Blip model gives no response

Hi there,
I’ve been struggling to recreate some very basic responses with answering questions about images. My main goal is to feed a model an architectural drawing and get it to make assessments. Here’s a reproducible example of what I’m experiencing:

from transformers import BlipProcessor, BlipForConditionalGeneration
import requests
from PIL import Image
model_name = "Salesforce/blip-vqa-base"
device = torch.device("mps") if torch.backends.mps.is_available() else torch.device("cpu")
model.to(device)
  # Preprocess the image
url = 'https://storage.googleapis.com/sfr-vision-language-research/LAVIS/assets/merlion.png' 
image = Image.open(requests.get(url, stream=True).raw).convert('RGB')   
question="What is this?"
inputs = processor(image, question, return_tensors="pt")

# Ensure that inputs are on the same device as the model
inputs = {k: v.to(device) for k, v in inputs.items()}
# Generate an answer
with torch.no_grad():
    output = model.generate(**inputs) #max_length=200)
  
# Decode the answer
answer = processor.decode(output[0], skip_special_tokens=False)
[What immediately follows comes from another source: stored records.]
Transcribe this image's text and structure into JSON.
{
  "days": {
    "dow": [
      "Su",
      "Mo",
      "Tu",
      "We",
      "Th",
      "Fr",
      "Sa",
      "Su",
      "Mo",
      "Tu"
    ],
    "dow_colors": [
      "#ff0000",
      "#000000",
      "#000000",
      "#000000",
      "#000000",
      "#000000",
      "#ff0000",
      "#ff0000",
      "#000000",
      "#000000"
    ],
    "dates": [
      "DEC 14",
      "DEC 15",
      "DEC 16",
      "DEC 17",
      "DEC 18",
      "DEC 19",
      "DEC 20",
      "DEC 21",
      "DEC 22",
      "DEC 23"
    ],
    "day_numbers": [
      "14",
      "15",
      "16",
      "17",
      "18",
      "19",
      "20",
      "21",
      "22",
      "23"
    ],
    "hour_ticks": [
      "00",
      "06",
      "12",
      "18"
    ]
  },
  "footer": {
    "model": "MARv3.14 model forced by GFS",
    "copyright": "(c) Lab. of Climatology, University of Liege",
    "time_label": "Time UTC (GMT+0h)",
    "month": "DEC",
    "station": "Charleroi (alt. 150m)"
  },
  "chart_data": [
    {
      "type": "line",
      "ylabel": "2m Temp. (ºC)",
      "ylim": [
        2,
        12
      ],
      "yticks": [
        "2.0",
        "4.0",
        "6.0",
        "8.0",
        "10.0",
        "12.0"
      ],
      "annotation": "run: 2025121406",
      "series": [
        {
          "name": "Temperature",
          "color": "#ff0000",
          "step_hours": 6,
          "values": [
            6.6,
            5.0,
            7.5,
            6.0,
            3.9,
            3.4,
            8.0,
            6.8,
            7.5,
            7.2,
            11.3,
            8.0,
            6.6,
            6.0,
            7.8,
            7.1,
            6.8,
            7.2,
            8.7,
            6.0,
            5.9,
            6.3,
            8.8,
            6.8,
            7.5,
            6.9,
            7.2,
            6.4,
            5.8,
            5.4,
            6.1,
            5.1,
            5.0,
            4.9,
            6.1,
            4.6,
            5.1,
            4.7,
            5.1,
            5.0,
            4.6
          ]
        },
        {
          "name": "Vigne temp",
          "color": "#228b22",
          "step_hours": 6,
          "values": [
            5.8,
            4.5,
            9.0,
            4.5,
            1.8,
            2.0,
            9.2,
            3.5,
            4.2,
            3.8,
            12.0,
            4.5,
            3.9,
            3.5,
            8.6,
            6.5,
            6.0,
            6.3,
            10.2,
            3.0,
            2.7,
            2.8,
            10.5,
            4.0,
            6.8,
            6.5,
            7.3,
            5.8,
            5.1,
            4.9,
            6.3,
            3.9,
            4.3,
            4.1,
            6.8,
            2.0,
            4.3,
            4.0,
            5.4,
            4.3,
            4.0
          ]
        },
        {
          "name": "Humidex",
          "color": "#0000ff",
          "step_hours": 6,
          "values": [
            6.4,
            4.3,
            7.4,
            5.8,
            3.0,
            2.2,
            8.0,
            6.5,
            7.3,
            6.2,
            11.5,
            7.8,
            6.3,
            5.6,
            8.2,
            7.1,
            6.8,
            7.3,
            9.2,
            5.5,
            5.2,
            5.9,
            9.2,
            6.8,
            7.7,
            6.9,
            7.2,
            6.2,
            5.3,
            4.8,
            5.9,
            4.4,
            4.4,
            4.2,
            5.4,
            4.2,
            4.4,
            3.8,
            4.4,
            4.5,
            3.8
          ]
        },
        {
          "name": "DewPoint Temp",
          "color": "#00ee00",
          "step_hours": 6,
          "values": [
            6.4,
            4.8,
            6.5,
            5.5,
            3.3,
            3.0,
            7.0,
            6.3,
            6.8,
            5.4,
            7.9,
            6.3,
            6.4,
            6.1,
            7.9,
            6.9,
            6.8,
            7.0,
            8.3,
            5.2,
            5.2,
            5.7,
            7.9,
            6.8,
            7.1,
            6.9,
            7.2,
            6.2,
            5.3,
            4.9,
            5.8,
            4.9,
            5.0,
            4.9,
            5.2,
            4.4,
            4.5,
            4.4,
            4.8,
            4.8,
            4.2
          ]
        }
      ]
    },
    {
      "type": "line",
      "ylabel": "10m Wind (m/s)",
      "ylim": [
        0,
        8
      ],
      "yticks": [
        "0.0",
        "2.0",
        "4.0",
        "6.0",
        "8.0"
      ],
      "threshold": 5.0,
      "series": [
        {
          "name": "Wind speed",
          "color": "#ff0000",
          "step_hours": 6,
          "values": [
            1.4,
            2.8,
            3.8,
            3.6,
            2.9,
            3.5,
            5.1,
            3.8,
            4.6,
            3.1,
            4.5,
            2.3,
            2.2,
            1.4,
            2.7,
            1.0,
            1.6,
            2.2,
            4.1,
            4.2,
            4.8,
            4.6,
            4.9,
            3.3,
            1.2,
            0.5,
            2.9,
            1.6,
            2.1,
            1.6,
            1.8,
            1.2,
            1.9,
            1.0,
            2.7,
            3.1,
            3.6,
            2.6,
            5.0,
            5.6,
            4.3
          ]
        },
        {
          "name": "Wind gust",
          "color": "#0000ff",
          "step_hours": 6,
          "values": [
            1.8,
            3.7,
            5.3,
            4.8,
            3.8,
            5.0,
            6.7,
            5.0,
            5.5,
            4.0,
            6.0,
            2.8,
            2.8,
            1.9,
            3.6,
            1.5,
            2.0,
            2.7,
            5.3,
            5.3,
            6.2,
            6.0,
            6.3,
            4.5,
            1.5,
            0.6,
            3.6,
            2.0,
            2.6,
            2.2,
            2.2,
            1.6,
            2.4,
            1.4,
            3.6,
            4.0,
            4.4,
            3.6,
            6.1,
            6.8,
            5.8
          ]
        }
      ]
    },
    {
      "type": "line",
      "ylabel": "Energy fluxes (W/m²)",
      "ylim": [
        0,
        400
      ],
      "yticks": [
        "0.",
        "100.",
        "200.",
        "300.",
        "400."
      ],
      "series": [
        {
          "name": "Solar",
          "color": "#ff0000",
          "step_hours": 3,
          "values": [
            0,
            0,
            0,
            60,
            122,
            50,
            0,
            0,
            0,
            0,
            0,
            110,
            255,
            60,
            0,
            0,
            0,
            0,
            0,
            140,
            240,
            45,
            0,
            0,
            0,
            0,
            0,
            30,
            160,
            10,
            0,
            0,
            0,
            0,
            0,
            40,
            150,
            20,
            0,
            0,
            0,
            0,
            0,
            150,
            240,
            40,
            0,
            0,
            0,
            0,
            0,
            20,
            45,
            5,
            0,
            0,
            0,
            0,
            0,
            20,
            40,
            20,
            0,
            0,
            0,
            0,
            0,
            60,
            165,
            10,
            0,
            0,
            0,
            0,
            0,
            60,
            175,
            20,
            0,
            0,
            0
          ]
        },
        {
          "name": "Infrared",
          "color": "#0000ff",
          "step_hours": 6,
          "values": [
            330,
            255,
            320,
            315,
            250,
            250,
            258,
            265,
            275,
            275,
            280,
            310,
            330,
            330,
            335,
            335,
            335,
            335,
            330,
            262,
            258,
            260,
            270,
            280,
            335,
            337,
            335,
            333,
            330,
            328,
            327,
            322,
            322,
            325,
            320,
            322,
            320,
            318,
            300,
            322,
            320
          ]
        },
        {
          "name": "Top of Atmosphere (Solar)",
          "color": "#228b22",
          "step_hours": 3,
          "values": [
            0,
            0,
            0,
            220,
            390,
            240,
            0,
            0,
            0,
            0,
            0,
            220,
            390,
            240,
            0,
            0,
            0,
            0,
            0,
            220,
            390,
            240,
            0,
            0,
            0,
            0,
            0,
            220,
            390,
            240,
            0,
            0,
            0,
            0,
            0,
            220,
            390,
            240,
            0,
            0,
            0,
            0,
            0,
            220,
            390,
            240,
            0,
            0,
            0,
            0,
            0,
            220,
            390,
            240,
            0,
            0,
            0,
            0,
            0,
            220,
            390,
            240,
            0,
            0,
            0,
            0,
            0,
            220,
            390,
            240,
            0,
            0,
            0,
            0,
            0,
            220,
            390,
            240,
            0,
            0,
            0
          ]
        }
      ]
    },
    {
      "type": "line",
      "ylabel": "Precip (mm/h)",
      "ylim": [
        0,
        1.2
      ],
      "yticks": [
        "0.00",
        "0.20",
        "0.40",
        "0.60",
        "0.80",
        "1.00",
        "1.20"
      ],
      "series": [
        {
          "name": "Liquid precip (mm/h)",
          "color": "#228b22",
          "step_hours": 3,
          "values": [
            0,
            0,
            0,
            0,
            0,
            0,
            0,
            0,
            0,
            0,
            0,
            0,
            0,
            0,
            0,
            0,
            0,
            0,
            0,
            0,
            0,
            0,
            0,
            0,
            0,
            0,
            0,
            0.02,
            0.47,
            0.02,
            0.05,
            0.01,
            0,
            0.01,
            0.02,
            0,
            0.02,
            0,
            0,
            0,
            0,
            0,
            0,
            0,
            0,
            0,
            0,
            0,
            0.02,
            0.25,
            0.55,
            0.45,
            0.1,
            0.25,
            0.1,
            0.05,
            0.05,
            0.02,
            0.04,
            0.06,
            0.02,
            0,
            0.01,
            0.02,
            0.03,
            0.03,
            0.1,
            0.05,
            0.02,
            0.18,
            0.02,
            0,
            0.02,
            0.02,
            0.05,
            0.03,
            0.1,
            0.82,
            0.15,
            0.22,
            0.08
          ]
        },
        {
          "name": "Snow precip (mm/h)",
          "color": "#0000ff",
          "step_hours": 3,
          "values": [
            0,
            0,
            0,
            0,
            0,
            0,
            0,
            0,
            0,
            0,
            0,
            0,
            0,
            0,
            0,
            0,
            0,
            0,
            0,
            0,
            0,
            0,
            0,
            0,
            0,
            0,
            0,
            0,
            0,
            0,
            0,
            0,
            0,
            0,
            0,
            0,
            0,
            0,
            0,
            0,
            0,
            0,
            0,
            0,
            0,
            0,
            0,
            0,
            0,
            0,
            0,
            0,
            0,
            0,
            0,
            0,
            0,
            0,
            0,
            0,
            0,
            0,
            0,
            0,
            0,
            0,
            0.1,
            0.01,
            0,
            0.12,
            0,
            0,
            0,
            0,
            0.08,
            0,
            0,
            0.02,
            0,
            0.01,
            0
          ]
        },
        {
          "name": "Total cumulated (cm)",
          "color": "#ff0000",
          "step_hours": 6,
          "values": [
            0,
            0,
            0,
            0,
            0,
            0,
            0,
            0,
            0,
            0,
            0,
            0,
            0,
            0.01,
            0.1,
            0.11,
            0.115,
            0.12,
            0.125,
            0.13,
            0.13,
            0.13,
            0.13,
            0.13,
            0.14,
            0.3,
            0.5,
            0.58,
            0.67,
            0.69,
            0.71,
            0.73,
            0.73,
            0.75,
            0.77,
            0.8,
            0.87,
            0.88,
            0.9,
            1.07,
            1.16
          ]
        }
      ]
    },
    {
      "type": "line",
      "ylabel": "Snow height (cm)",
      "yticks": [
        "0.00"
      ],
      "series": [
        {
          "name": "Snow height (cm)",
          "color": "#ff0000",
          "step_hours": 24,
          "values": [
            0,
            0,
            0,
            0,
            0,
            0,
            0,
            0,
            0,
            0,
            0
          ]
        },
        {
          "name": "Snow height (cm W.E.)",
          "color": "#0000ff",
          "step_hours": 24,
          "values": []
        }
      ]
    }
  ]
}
I get back `answer=“What is this?” i.e. the model has not added anything.
I’ve tried different images, I’ve tried different models. I’m using a Mac, M2 arm64, python 3.9, transformers=4.37.2. My first thought was that it was related to my mac architecture.

hi @sketchcad
Please try this snippet from BLIP

from PIL import Image
import requests
from transformers import AutoProcessor, BlipForQuestionAnswering

model = BlipForQuestionAnswering.from_pretrained("Salesforce/blip-vqa-base")
processor = AutoProcessor.from_pretrained("Salesforce/blip-vqa-base")
url = "https://storage.googleapis.com/sfr-vision-language-research/LAVIS/assets/merlion.png"
image = Image.open(requests.get(url, stream=True).raw)

text = "What is this?"
inputs = processor(images=image, text=text, return_tensors="pt")
outputs = model.generate(**inputs)
print(processor.decode(outputs[0], skip_special_tokens=False))
1 Like